O governo norte-americano também se fez presente na comemoração da vitória do argentino. Scott Bessent, secretário do Tesouro dos EUA, parabenizou Milei, destacando a vitória como “um mandato renovado para a mudança” e reafirmando a importância da Argentina como aliada estratégica na América Latina.

Dentro da Casa Rosada, o presidente confirmou que realizará mudanças no Gabinete até dezembro, incluindo a saída de ministros como Luis Petri e Patricia Bullrich, mas mantendo a influência de nomes centrais como a irmã dele, Karina Milei, e o assessor Santiago Caputo, descritos como os “arquitetos” do governo.

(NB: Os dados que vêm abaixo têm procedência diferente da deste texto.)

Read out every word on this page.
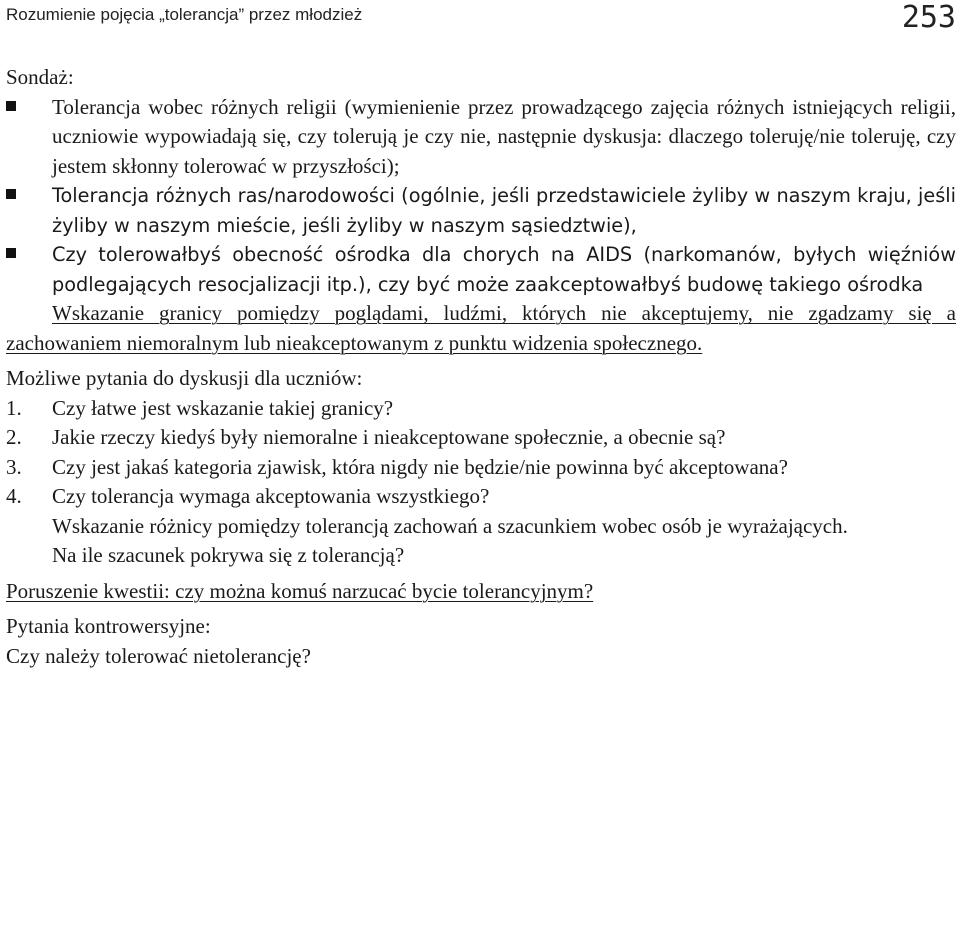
Rozumienie pojęcia „tolerancja” przez młodzież	253

Sondaż:

Tolerancja wobec różnych religii (wymienienie przez prowadzącego zajęcia różnych istniejących religii, uczniowie wypowiadają się, czy tolerują je czy nie, następnie dyskusja: dlaczego toleruję/nie toleruję, czy jestem skłonny tolerować w przyszłości);
Tolerancja różnych ras/narodowości (ogólnie, jeśli przedstawiciele żyliby w naszym kraju, jeśli żyliby w naszym mieście, jeśli żyliby w naszym sąsiedztwie),
Czy tolerowałbyś obecność ośrodka dla chorych na AIDS (narkomanów, byłych więźniów podlegających resocjalizacji itp.), czy być może zaakceptowałbyś budowę takiego ośrodka

Wskazanie granicy pomiędzy poglądami, ludźmi, których nie akceptujemy, nie zgadzamy się a zachowaniem niemoralnym lub nieakceptowanym z punktu widzenia społecznego.

Możliwe pytania do dyskusji dla uczniów:

1. Czy łatwe jest wskazanie takiej granicy?
2. Jakie rzeczy kiedyś były niemoralne i nieakceptowane społecznie, a obecnie są?
3. Czy jest jakaś kategoria zjawisk, która nigdy nie będzie/nie powinna być akceptowana?
4. Czy tolerancja wymaga akceptowania wszystkiego?

Wskazanie różnicy pomiędzy tolerancją zachowań a szacunkiem wobec osób je wyrażających.

Na ile szacunek pokrywa się z tolerancją?

Poruszenie kwestii: czy można komuś narzucać bycie tolerancyjnym?

Pytania kontrowersyjne:

Czy należy tolerować nietolerancję?
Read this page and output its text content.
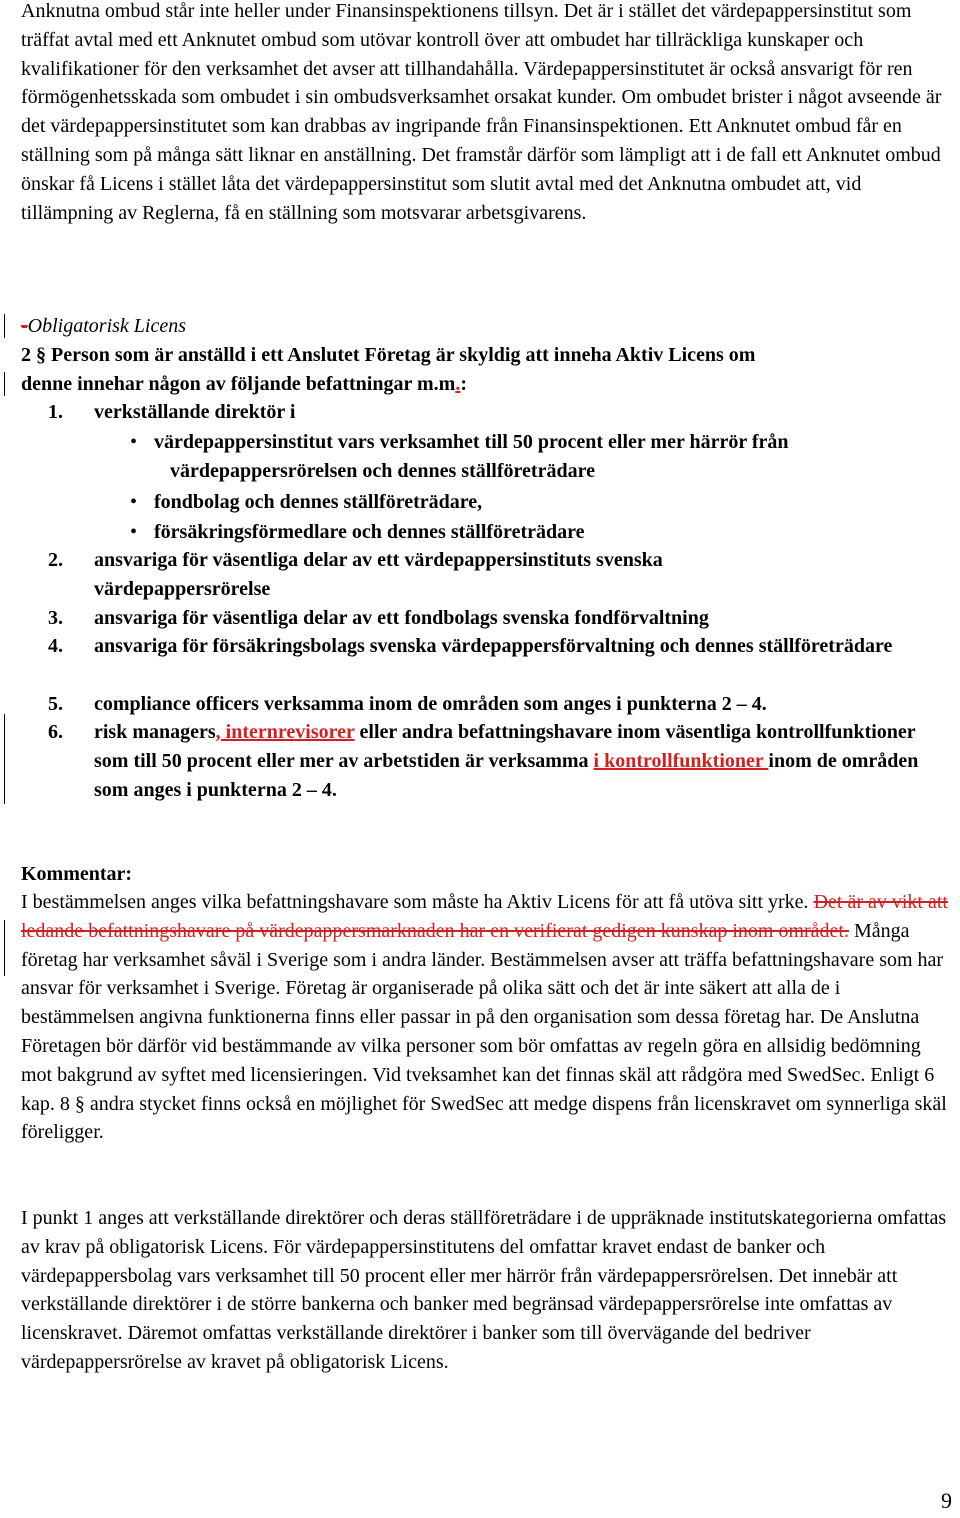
Anknutna ombud står inte heller under Finansinspektionens tillsyn. Det är i stället det värdepappersinstitut som träffat avtal med ett Anknutet ombud som utövar kontroll över att ombudet har tillräckliga kunskaper och kvalifikationer för den verksamhet det avser att tillhandahålla. Värdepappersinstitutet är också ansvarigt för ren förmögenhetsskada som ombudet i sin ombudsverksamhet orsakat kunder. Om ombudet brister i något avseende är det värdepappersinstitutet som kan drabbas av ingripande från Finansinspektionen. Ett Anknutet ombud får en ställning som på många sätt liknar en anställning. Det framstår därför som lämpligt att i de fall ett Anknutet ombud önskar få Licens i stället låta det värdepappersinstitut som slutit avtal med det Anknutna ombudet att, vid tillämpning av Reglerna, få en ställning som motsvarar arbetsgivarens.

-Obligatorisk Licens
2 § Person som är anställd i ett Anslutet Företag är skyldig att inneha Aktiv Licens om
denne innehar någon av följande befattningar m.m.:
1. verkställande direktör i
• värdepappersinstitut vars verksamhet till 50 procent eller mer härrör från
värdepappersrörelsen och dennes ställföreträdare
• fondbolag och dennes ställföreträdare,
• försäkringsförmedlare och dennes ställföreträdare
2. ansvariga för väsentliga delar av ett värdepappersinstituts svenska värdepappersrörelse
3. ansvariga för väsentliga delar av ett fondbolags svenska fondförvaltning
4. ansvariga för försäkringsbolags svenska värdepappersförvaltning och dennes ställföreträdare
5. compliance officers verksamma inom de områden som anges i punkterna 2 – 4.
6. risk managers, internrevisorer eller andra befattningshavare inom väsentliga kontrollfunktioner som till 50 procent eller mer av arbetstiden är verksamma i kontrollfunktioner inom de områden som anges i punkterna 2 – 4.
Kommentar:

I bestämmelsen anges vilka befattningshavare som måste ha Aktiv Licens för att få utöva sitt yrke. Det är av vikt att ledande befattningshavare på värdepappersmarknaden har en verifierat gedigen kunskap inom området. Många företag har verksamhet såväl i Sverige som i andra länder. Bestämmelsen avser att träffa befattningshavare som har ansvar för verksamhet i Sverige. Företag är organiserade på olika sätt och det är inte säkert att alla de i bestämmelsen angivna funktionerna finns eller passar in på den organisation som dessa företag har. De Anslutna Företagen bör därför vid bestämmande av vilka personer som bör omfattas av regeln göra en allsidig bedömning mot bakgrund av syftet med licensieringen. Vid tveksamhet kan det finnas skäl att rådgöra med SwedSec. Enligt 6 kap. 8 § andra stycket finns också en möjlighet för SwedSec att medge dispens från licenskravet om synnerliga skäl föreligger.

I punkt 1 anges att verkställande direktörer och deras ställföreträdare i de uppräknade institutskategorierna omfattas av krav på obligatorisk Licens. För värdepappersinstitutens del omfattar kravet endast de banker och värdepappersbolag vars verksamhet till 50 procent eller mer härrör från värdepappersrörelsen. Det innebär att verkställande direktörer i de större bankerna och banker med begränsad värdepappersrörelse inte omfattas av licenskravet. Däremot omfattas verkställande direktörer i banker som till övervägande del bedriver värdepappersrörelse av kravet på obligatorisk Licens.

9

“Assim como agradeço a todos os argentinos pelo enorme ato cívico, seria hipócrita se eu não fizesse um agradecimento particular aos que abraçaram as ideias da liberdade”, afirmou Milei. “O resultado é confirmação do mandato que recebemos em 2023. Com o apoio do povo argentino, podemos começar a trabalhar mais profundamente e alcançar resultados nas reformas restantes.”

O caminho à frente

A vitória legislativa deixa claro que a primeira metade do mandato de Milei, marcada por crises e escândalos, dá lugar a uma nova fase. O partido agora tem poder ampliado para implementar reformas, mas também assume a responsabilidade de entregar resultados concretos à população.

A capacidade de aprovar leis, controlar vetos e negociar com aliados será decisiva para a estabilidade política e econômica da Argentina nos próximos dois anos, até a eleição presidencial de 2027.